1)
original
$$ \begin{bmatrix} 1 & 1 & 1 & 6 \\ 2 & 8 & 4 & 22\\ 1 & 1 & 7 & 18\\ \end{bmatrix} $$ reduced echelon form $$ \begin{bmatrix} 1 & 0 & 0 & 3.0 \\ 0 & 1 & 0 & 1.0\\ 0 & 0 & 1 & 2.0\\ \end{bmatrix} $$
Where I am stuck:
1) I did $-2R_1 + R_2$
2) I did $- R_1 - R_3 $
3) Reduce row $2$ and I get $$ \begin{bmatrix} 1 & 1 & 1 & 6.0 \\ 0 & 1 & 1/3 & 5/3\\ 0 & 0 & 1 & 2\\ \end{bmatrix} $$
On
Your first step is correct: $$-2R_1+R_2 \Rightarrow R_2.$$ Your second step should be: $$-R_1+R_3 \Rightarrow R_3.$$ Your third step should be: $$\frac{1}{6}R_2 \Rightarrow R_2$$ $$\frac{1}{6}R_3 \Rightarrow R_3.$$ The resulting form you wrote is correct.
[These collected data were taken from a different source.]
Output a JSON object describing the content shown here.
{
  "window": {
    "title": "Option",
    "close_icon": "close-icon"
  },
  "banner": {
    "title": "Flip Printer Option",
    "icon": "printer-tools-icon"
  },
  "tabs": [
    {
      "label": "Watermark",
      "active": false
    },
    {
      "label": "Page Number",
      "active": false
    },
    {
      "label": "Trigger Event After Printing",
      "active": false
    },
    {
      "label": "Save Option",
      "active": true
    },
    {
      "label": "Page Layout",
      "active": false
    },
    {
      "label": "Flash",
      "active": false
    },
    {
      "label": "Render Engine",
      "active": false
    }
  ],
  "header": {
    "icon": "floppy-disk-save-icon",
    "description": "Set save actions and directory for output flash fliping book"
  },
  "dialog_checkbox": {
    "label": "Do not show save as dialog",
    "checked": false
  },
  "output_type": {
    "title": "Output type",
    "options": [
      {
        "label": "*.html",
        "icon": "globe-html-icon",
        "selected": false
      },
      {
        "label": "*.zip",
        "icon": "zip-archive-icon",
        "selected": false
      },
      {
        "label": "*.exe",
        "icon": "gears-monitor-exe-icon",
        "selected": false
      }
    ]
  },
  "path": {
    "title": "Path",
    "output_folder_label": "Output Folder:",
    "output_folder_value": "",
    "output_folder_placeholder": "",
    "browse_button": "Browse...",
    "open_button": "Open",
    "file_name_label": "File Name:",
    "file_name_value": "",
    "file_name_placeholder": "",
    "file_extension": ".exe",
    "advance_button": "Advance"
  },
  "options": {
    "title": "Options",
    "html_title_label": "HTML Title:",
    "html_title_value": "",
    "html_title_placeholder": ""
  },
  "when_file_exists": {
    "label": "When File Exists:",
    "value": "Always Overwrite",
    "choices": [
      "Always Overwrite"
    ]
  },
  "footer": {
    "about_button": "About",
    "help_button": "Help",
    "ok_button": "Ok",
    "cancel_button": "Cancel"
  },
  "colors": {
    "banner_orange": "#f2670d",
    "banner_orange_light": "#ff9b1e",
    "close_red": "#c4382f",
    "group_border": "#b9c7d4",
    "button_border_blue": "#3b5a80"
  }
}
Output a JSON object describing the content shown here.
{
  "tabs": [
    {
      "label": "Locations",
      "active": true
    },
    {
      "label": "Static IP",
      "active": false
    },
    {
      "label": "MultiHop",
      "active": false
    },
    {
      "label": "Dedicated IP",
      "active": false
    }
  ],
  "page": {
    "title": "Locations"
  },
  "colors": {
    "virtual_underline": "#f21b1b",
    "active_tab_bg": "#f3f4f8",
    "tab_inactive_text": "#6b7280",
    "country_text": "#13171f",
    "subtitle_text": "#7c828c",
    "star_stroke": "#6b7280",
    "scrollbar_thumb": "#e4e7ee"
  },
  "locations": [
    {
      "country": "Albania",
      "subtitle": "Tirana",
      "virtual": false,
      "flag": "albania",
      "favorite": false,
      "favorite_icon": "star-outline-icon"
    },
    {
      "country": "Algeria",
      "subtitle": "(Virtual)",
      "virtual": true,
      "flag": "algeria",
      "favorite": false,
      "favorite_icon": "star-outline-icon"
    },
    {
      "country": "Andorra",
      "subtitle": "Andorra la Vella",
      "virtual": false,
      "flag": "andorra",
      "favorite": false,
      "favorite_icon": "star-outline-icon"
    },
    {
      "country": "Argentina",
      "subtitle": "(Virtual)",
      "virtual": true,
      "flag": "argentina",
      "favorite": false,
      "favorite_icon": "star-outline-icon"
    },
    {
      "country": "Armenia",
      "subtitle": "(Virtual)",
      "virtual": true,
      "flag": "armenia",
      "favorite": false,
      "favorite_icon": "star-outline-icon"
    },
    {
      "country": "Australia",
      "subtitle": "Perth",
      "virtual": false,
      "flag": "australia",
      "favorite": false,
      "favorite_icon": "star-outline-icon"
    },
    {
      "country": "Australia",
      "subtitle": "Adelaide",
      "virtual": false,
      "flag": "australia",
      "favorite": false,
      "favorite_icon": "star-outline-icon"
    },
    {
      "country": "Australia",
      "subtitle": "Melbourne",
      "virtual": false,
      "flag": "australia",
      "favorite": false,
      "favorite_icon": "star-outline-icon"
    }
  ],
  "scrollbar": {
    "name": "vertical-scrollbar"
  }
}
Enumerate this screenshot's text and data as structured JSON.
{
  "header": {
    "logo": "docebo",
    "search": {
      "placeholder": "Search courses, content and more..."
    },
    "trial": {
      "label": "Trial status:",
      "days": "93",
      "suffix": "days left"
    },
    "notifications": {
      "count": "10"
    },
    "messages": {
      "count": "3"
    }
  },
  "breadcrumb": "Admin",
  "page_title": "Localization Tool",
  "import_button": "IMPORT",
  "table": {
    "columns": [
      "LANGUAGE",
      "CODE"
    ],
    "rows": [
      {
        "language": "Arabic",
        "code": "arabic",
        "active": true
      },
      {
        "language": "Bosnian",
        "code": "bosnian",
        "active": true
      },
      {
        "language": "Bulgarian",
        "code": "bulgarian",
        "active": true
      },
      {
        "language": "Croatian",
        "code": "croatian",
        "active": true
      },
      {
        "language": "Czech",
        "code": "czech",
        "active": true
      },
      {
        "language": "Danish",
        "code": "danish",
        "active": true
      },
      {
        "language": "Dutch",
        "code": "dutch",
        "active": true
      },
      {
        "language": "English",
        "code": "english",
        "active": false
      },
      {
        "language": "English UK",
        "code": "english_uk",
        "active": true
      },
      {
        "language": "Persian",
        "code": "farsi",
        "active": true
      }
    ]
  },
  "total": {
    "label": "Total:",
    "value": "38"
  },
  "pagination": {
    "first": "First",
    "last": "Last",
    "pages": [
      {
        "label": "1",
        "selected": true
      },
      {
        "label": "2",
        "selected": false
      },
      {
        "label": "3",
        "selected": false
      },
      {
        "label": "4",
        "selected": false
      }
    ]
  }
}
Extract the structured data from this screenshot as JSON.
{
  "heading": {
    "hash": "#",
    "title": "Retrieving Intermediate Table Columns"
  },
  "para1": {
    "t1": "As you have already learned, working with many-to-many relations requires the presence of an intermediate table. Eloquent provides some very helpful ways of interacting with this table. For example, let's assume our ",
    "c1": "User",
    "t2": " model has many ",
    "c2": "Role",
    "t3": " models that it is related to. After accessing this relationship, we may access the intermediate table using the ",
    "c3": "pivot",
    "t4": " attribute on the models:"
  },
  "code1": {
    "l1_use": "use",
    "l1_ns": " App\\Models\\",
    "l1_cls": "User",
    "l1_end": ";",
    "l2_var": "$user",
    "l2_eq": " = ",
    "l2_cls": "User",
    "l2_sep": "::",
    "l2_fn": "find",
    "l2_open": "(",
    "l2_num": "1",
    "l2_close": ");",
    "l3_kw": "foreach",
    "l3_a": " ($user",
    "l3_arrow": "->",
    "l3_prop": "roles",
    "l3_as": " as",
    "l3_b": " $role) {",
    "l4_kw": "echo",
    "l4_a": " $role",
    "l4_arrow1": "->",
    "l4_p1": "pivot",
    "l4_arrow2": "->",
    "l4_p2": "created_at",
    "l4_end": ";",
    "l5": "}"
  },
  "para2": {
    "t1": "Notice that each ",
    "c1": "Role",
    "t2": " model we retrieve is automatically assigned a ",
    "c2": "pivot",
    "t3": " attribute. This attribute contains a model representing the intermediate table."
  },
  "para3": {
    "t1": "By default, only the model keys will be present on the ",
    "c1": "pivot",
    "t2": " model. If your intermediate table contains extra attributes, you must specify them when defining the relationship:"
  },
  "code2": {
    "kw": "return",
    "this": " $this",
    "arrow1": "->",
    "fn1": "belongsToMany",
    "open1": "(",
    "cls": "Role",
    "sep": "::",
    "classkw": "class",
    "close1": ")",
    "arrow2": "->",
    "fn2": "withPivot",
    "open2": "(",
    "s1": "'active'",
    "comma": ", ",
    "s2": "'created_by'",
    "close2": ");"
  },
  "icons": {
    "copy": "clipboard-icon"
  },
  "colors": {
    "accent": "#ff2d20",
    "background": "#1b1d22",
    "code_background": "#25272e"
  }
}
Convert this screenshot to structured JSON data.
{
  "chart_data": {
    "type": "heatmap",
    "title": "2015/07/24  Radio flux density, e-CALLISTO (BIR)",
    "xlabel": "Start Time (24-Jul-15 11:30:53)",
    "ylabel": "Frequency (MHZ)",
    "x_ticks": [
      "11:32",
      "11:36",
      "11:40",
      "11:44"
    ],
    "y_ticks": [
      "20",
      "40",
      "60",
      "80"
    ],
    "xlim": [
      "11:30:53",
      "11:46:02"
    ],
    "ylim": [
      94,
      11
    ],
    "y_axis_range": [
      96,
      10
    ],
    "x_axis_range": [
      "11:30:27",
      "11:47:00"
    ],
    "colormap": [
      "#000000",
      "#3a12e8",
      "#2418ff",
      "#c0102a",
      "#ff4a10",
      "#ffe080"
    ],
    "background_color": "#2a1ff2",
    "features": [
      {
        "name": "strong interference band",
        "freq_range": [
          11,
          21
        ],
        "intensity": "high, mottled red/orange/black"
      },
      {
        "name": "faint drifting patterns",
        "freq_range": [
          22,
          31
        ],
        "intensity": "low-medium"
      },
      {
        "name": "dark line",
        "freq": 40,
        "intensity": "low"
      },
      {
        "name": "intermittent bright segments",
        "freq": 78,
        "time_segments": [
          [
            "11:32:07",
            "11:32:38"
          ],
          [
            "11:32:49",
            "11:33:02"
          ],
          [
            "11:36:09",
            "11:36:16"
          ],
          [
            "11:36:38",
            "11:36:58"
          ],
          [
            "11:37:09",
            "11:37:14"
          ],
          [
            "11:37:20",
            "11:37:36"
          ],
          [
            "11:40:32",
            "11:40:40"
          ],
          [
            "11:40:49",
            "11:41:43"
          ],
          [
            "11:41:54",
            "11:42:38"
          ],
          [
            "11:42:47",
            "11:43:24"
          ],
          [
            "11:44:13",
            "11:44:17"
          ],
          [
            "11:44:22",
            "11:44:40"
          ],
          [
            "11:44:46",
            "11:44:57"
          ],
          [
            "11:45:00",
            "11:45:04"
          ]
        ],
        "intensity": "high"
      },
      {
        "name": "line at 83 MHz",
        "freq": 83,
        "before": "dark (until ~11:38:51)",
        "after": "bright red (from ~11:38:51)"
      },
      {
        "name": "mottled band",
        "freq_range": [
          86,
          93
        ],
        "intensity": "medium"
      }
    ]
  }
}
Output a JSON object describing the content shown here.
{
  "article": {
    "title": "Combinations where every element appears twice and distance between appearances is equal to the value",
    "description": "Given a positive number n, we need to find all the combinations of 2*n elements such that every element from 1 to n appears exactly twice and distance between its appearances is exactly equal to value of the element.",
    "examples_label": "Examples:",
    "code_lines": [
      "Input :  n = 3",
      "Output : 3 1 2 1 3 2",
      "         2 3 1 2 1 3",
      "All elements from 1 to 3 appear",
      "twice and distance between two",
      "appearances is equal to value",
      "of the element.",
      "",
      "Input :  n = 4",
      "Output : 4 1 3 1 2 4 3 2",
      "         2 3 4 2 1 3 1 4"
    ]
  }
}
Next steps are: $$-\frac{1}{3}R_3+R_2 \Rightarrow R_2$$ $$-R_3+R_1 \Rightarrow R_1$$ $$-R_2+R_1 \Rightarrow R_1.$$
Your matrices are row equivalent so far and you have obtained a row echelon form.
To obtain the reduced row echlon form.
Perform $$R_2-\frac13R_3, R_1-R_3, R_1-R_2$$
Remark:
I use the convention of $R_i+cR_j$ to mean add $c$ times $R_j$ to $R_i$ and update $R_i$.